Germany was required to implement the Directive’s principles into German law until December 25th, 2022 but failed to do so. Due to this violation of the Treaties of the European Union, the European Commission initiated proceedings against Germany in January 2023.
At present, only the broad direction of a law finally incorporating the Directive’s requirements into German law has manifested. There is no final draft of legislature known to have been agreed upon within the federal government. However, the Federal Ministry of Justice has allegedly prepared a preliminary draft.
Most likely, the current concept of collective remedies in German law will be replaced by the new legislation introducing a new representative action. The new remedy’s most distinguishing feature in comparison with the current ones will be the option to directly pursue specific relief within the representative action.

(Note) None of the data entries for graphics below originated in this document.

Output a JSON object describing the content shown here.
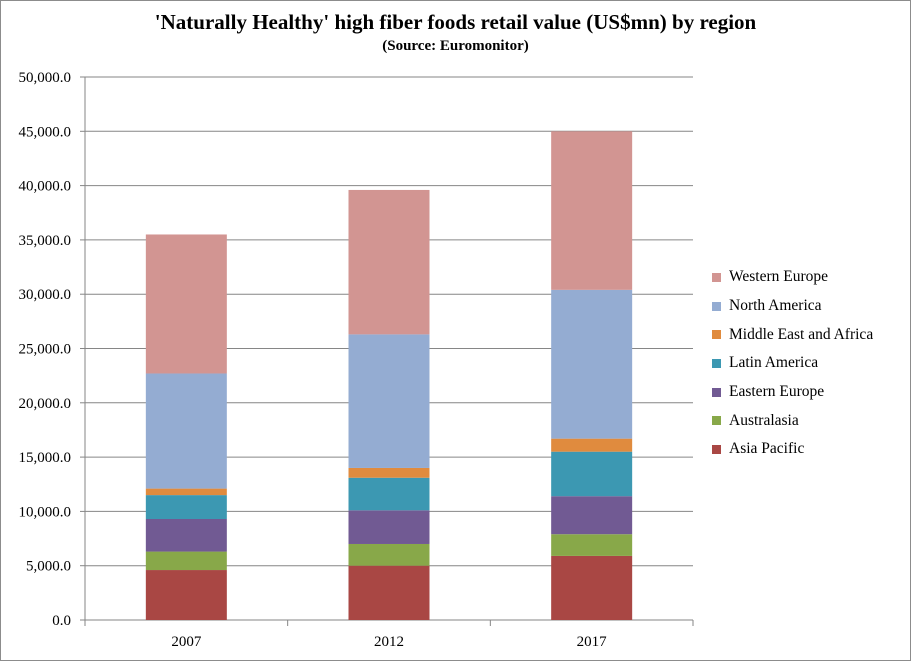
{
  "chart_data": {
    "type": "bar",
    "stacked": true,
    "title": "'Naturally Healthy' high fiber foods retail value (US$mn) by region",
    "subtitle": "(Source: Euromonitor)",
    "xlabel": "",
    "ylabel": "",
    "ylim": [
      0,
      50000
    ],
    "yticks": [
      "0.0",
      "5,000.0",
      "10,000.0",
      "15,000.0",
      "20,000.0",
      "25,000.0",
      "30,000.0",
      "35,000.0",
      "40,000.0",
      "45,000.0",
      "50,000.0"
    ],
    "grid": true,
    "legend_position": "right",
    "categories": [
      "2007",
      "2012",
      "2017"
    ],
    "series": [
      {
        "name": "Asia Pacific",
        "color": "#a94744",
        "values": [
          4600,
          5000,
          5900
        ]
      },
      {
        "name": "Australasia",
        "color": "#88a849",
        "values": [
          1700,
          2000,
          2000
        ]
      },
      {
        "name": "Eastern Europe",
        "color": "#715a93",
        "values": [
          3000,
          3100,
          3500
        ]
      },
      {
        "name": "Latin America",
        "color": "#3c98b2",
        "values": [
          2200,
          3000,
          4100
        ]
      },
      {
        "name": "Middle East and Africa",
        "color": "#e08b3e",
        "values": [
          600,
          900,
          1200
        ]
      },
      {
        "name": "North America",
        "color": "#94acd2",
        "values": [
          10600,
          12300,
          13700
        ]
      },
      {
        "name": "Western Europe",
        "color": "#d29592",
        "values": [
          12800,
          13300,
          14600
        ]
      }
    ]
  }
}
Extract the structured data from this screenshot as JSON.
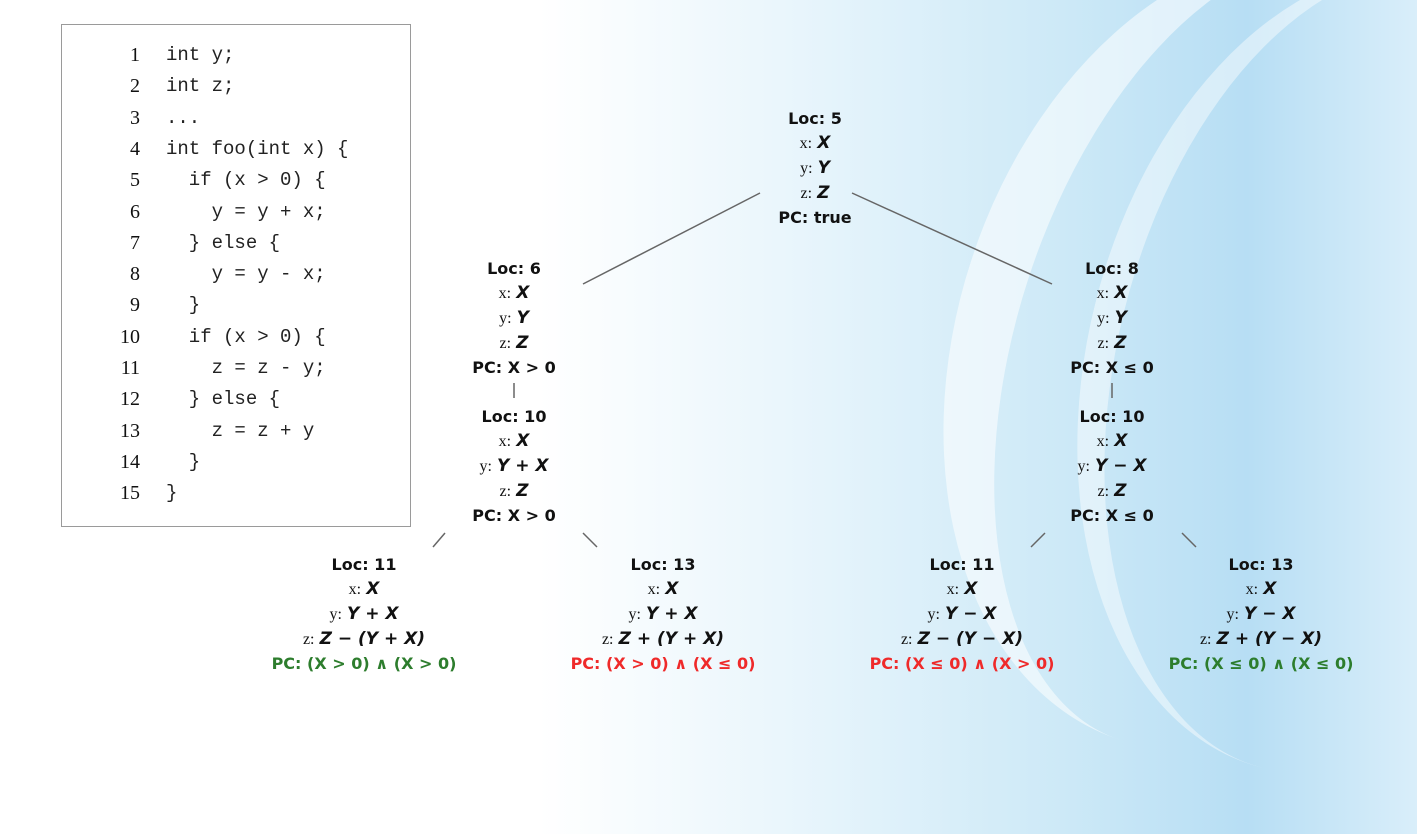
{
  "code": {
    "lines": [
      {
        "num": "1",
        "text": "int y;"
      },
      {
        "num": "2",
        "text": "int z;"
      },
      {
        "num": "3",
        "text": "..."
      },
      {
        "num": "4",
        "text": "int foo(int x) {"
      },
      {
        "num": "5",
        "text": "  if (x > 0) {"
      },
      {
        "num": "6",
        "text": "    y = y + x;"
      },
      {
        "num": "7",
        "text": "  } else {"
      },
      {
        "num": "8",
        "text": "    y = y - x;"
      },
      {
        "num": "9",
        "text": "  }"
      },
      {
        "num": "10",
        "text": "  if (x > 0) {"
      },
      {
        "num": "11",
        "text": "    z = z - y;"
      },
      {
        "num": "12",
        "text": "  } else {"
      },
      {
        "num": "13",
        "text": "    z = z + y"
      },
      {
        "num": "14",
        "text": "  }"
      },
      {
        "num": "15",
        "text": "}"
      }
    ]
  },
  "tree": {
    "root": {
      "loc": "Loc: 5",
      "x_label": "x:",
      "x": "X",
      "y_label": "y:",
      "y": "Y",
      "z_label": "z:",
      "z": "Z",
      "pc": "PC: true"
    },
    "left": {
      "loc": "Loc: 6",
      "x_label": "x:",
      "x": "X",
      "y_label": "y:",
      "y": "Y",
      "z_label": "z:",
      "z": "Z",
      "pc": "PC: X > 0"
    },
    "right": {
      "loc": "Loc: 8",
      "x_label": "x:",
      "x": "X",
      "y_label": "y:",
      "y": "Y",
      "z_label": "z:",
      "z": "Z",
      "pc": "PC: X ≤ 0"
    },
    "left10": {
      "loc": "Loc: 10",
      "x_label": "x:",
      "x": "X",
      "y_label": "y:",
      "y": "Y + X",
      "z_label": "z:",
      "z": "Z",
      "pc": "PC: X > 0"
    },
    "right10": {
      "loc": "Loc: 10",
      "x_label": "x:",
      "x": "X",
      "y_label": "y:",
      "y": "Y − X",
      "z_label": "z:",
      "z": "Z",
      "pc": "PC: X ≤ 0"
    },
    "ll": {
      "loc": "Loc: 11",
      "x_label": "x:",
      "x": "X",
      "y_label": "y:",
      "y": "Y + X",
      "z_label": "z:",
      "z": "Z − (Y + X)",
      "pc": "PC: (X > 0) ∧ (X > 0)"
    },
    "lr": {
      "loc": "Loc: 13",
      "x_label": "x:",
      "x": "X",
      "y_label": "y:",
      "y": "Y + X",
      "z_label": "z:",
      "z": "Z + (Y + X)",
      "pc": "PC: (X > 0) ∧ (X ≤ 0)"
    },
    "rl": {
      "loc": "Loc: 11",
      "x_label": "x:",
      "x": "X",
      "y_label": "y:",
      "y": "Y − X",
      "z_label": "z:",
      "z": "Z − (Y − X)",
      "pc": "PC: (X ≤ 0) ∧ (X > 0)"
    },
    "rr": {
      "loc": "Loc: 13",
      "x_label": "x:",
      "x": "X",
      "y_label": "y:",
      "y": "Y − X",
      "z_label": "z:",
      "z": "Z + (Y − X)",
      "pc": "PC: (X ≤ 0) ∧ (X ≤ 0)"
    }
  },
  "colors": {
    "feasible": "#2d7d2d",
    "infeasible": "#ef2a2a",
    "edge": "#666666"
  }
}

It remains to be seen in what manner the federal government and parliament will eventually implement the provisions required by the Representative Actions Directive into German law. Until then, further decisions regarding the controversial issue of assignment models will have been passed by lower courts, shedding light on the depth of the remaining reservations against these models, especially in antitrust law, or the willingness to apply the Federal Court of Justice’s line of argument in future proceedings. The upcoming legislature will heavily impact the field of collective redress and the practice of assignment models in Germany in any case.